Spectacle and history are also some of the issues at stake in Irijalba’s latest body of work, “Skins,” 2014–. Many of the caves in northern Spain where prehistoric painting are found were closed to the public starting in the 1970s; in the ’90s, digital technology was used to scan their interiors in order to create replicas that could be visited by large crowds. As the files containing these scans were stored in formats that have since become obsolete, the information in them has become difficult to recover—a problem acutely felt in the case of certain less important caves for which replicas were never made. Following a complex technical process, Irijalba has now given physicality to those forgotten files.

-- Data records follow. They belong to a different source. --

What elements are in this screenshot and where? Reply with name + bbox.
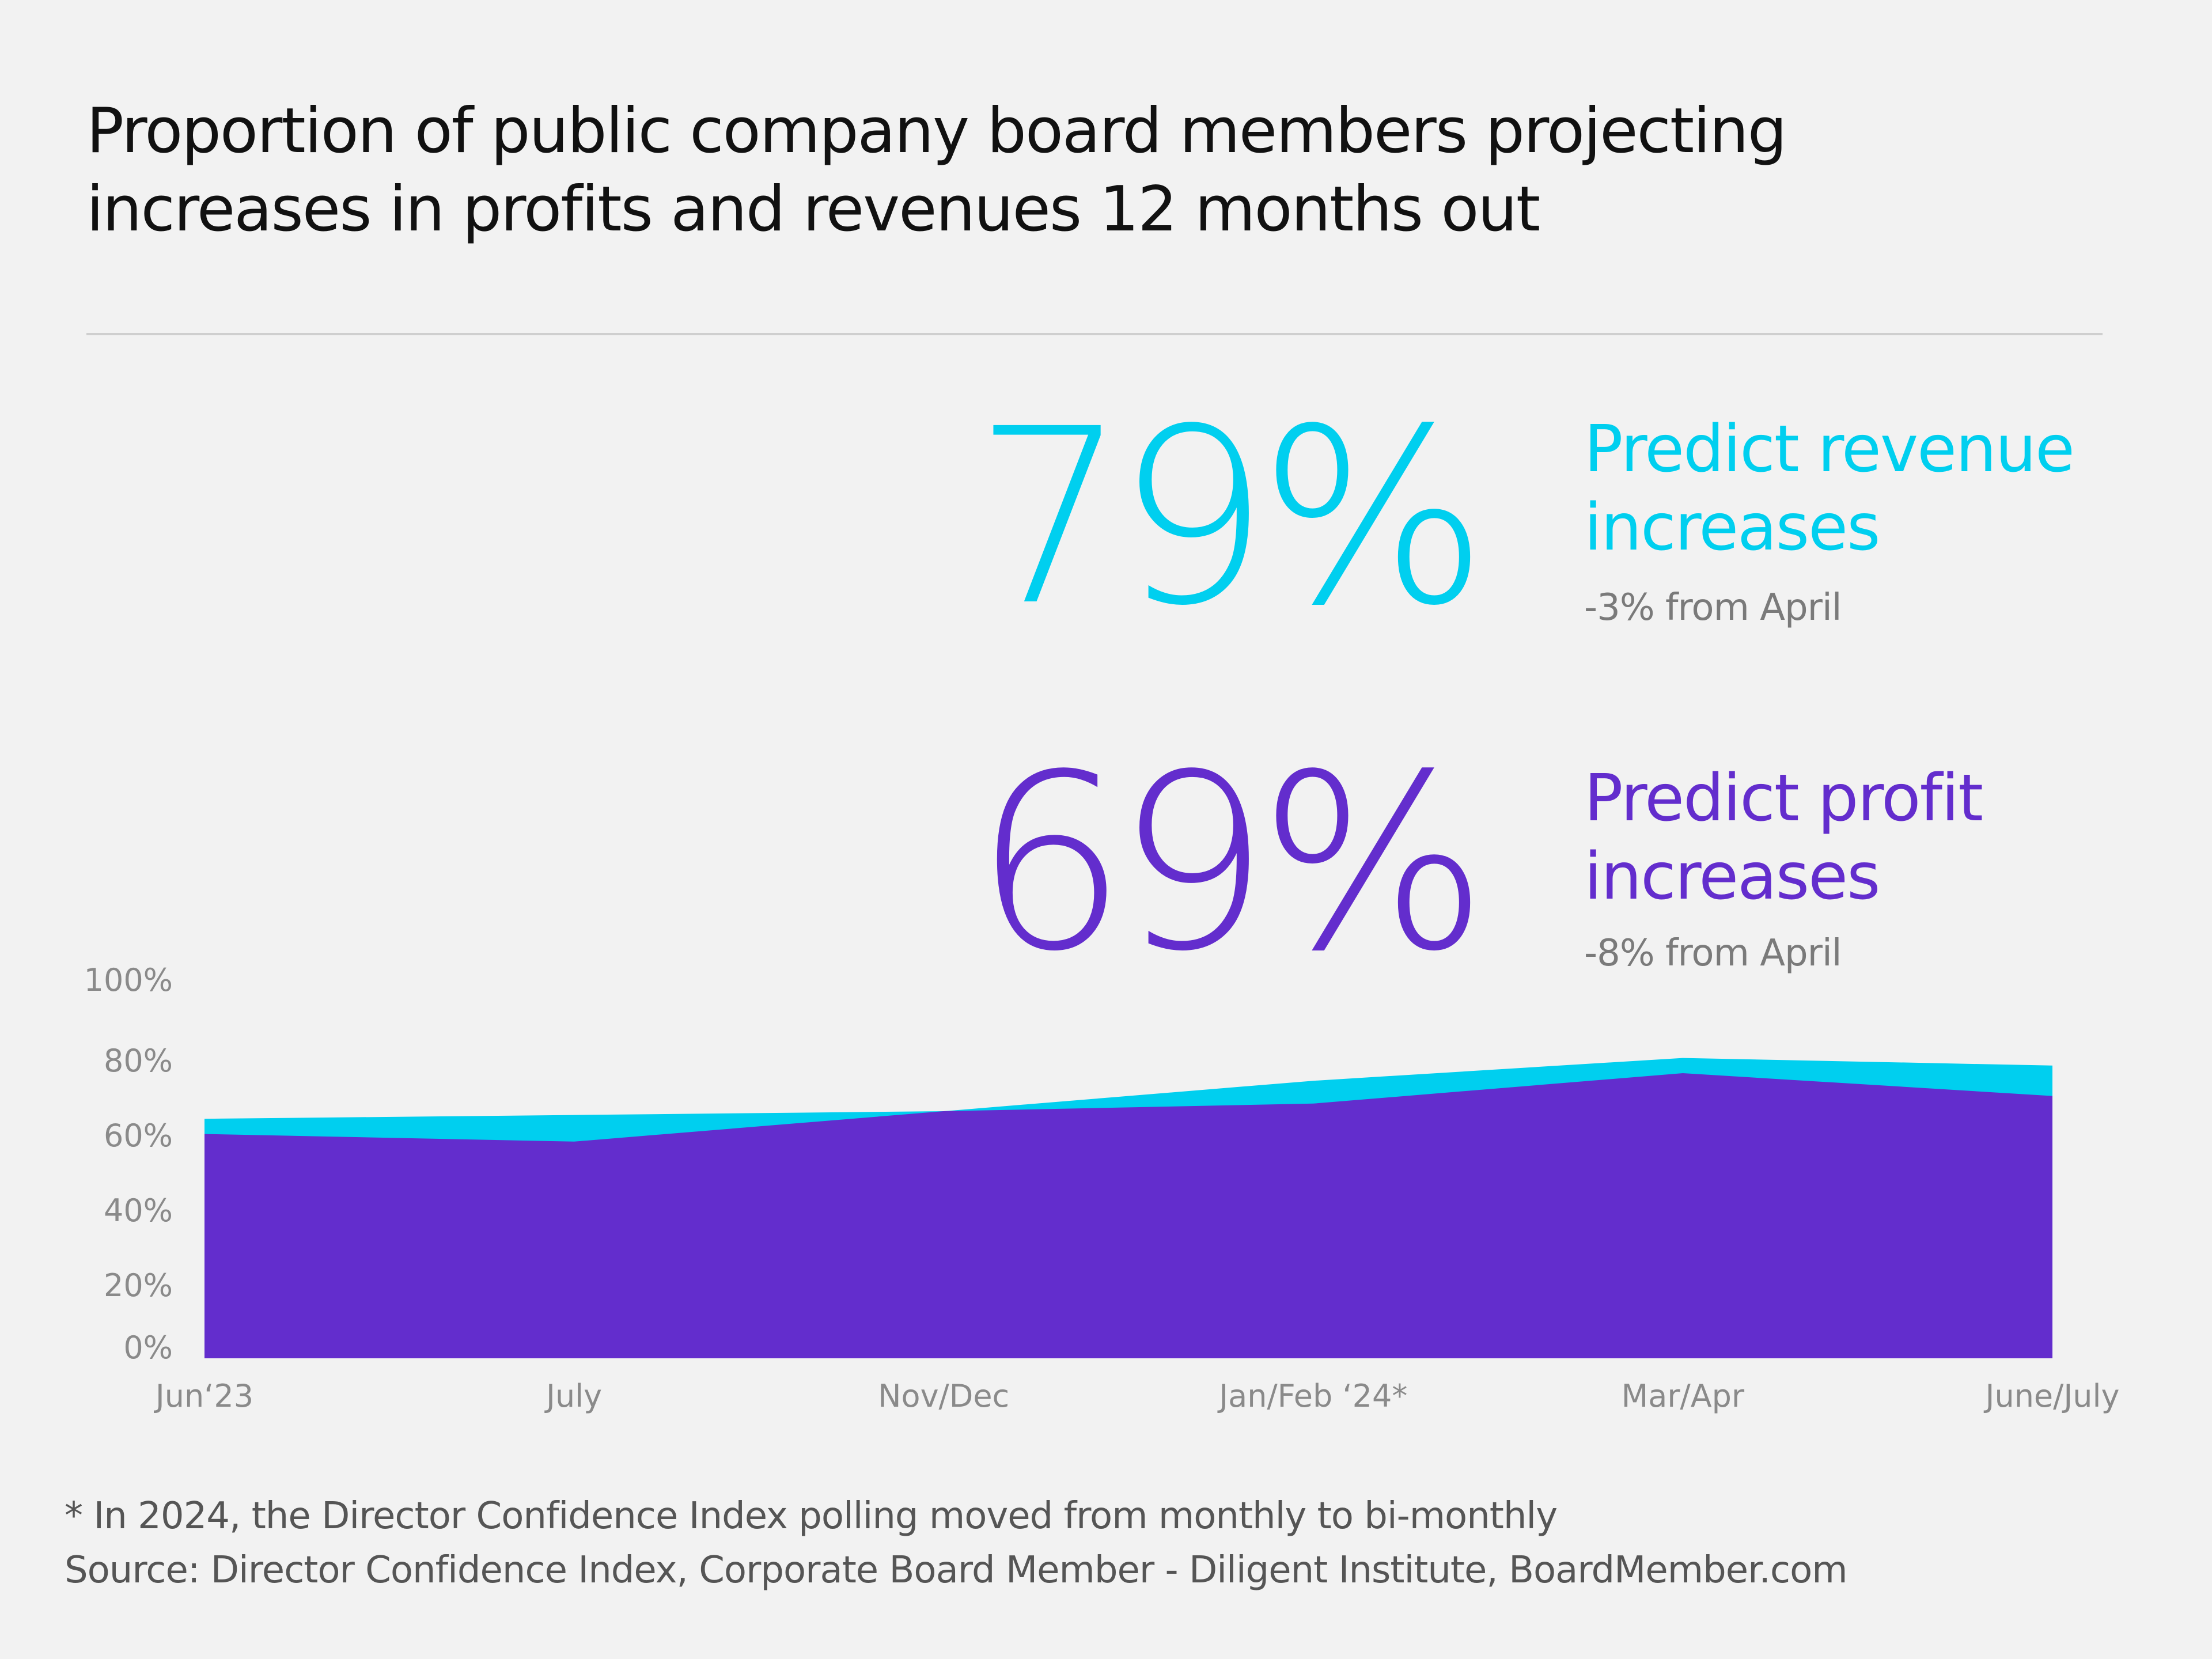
x-tick-label: July — [544, 1378, 602, 1414]
profit-delta: -8% from April — [1584, 932, 1842, 975]
profit-label-line-1: Predict profit — [1584, 761, 1983, 836]
y-tick-label: 0% — [123, 1330, 173, 1366]
x-tick-label: Jun‘23 — [154, 1378, 253, 1414]
area-chart: 0% 20% 40% 60% 80% 100% Jun‘23 July Nov/Dec Jan/F… — [84, 962, 2120, 1414]
x-tick-label: June/July — [1984, 1378, 2120, 1414]
profit-label-line-2: increases — [1584, 839, 1880, 914]
revenue-label: Predict revenue increases — [1584, 410, 2160, 567]
title-divider — [86, 333, 2103, 335]
y-tick-label: 80% — [104, 1043, 173, 1079]
chart-title-line-2: increases in profits and revenues 12 mon… — [86, 173, 1540, 245]
revenue-label-line-1: Predict revenue — [1584, 412, 2075, 487]
x-tick-label: Mar/Apr — [1622, 1378, 1745, 1414]
profit-area — [204, 1073, 2052, 1358]
profit-label: Predict profit increases — [1584, 759, 2160, 916]
revenue-percentage: 79% — [974, 377, 1488, 659]
revenue-label-line-2: increases — [1584, 490, 1880, 565]
revenue-delta: -3% from April — [1584, 586, 1842, 629]
y-tick-label: 40% — [104, 1192, 173, 1229]
chart-title: Proportion of public company board membe… — [86, 92, 2045, 249]
footnote-note: * In 2024, the Director Confidence Index… — [65, 1495, 1558, 1537]
footnote-source: Source: Director Confidence Index, Corpo… — [65, 1549, 1848, 1592]
profit-percentage: 69% — [974, 723, 1488, 1005]
y-tick-label: 20% — [104, 1267, 173, 1304]
chart-title-line-1: Proportion of public company board membe… — [86, 95, 1787, 167]
x-tick-label: Nov/Dec — [878, 1378, 1009, 1414]
x-tick-label: Jan/Feb ‘24* — [1217, 1378, 1407, 1414]
y-tick-label: 100% — [84, 962, 173, 998]
y-tick-label: 60% — [104, 1118, 173, 1154]
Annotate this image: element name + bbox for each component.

They unfold as fragmented replicas made out of stone powder and fiberglass, offering sharp comments on the tension between past and present, serialization and originality, technology and craftsmanship, spectacle and truth.

Here in the gallery, two of those sculptural fragments were leaning on steel industrial props against the wall, but a third prop supported no sculpture at all. This gave the work a sense of a sequential rhythm that seemed to invoke the proliferation of cave replicas created around the world for the sake of mass tourism. Irijalba resorted to ultrasound scanning for data recovery. It provided a detailed account of the caves’ interior surfaces but was obviously unable to pick up images on those surfaces. A question soon arose: What appeal would these caves have had were it not for the wall-painting program that made them so well known? As human evidence in the form of wall paintings is denied here, Irijalba steps back toward a sort of ahistorical scenario, one in which language has yet to develop. The allusion to spectacularized mass production therefore found its paradoxical counterpart in the dullness of these leaning works. Devoid of iconographic content, they exert a sheer monumentality but unfold as utterly unspectacular and rather melancholic forms, as if worn out by the delirious cadence of manufacturing.

This superb body of work evidences the coherence with which Irijalba’s recent practice blends research, process, and presentation. In the corridor leading to the gallery’s back room, a hanging fragment of the Altamira cave unfolded as yet another take on origins and their reproduction. Made from a 3-D scan of the real cave, it provides a rich array of great visual appeal but unambiguously projects its fake condition. Unlike the leaning works, which make clear that they could be subject to endless reproduction, this work is unique, as if highlighting the singularity of the Altamira cave.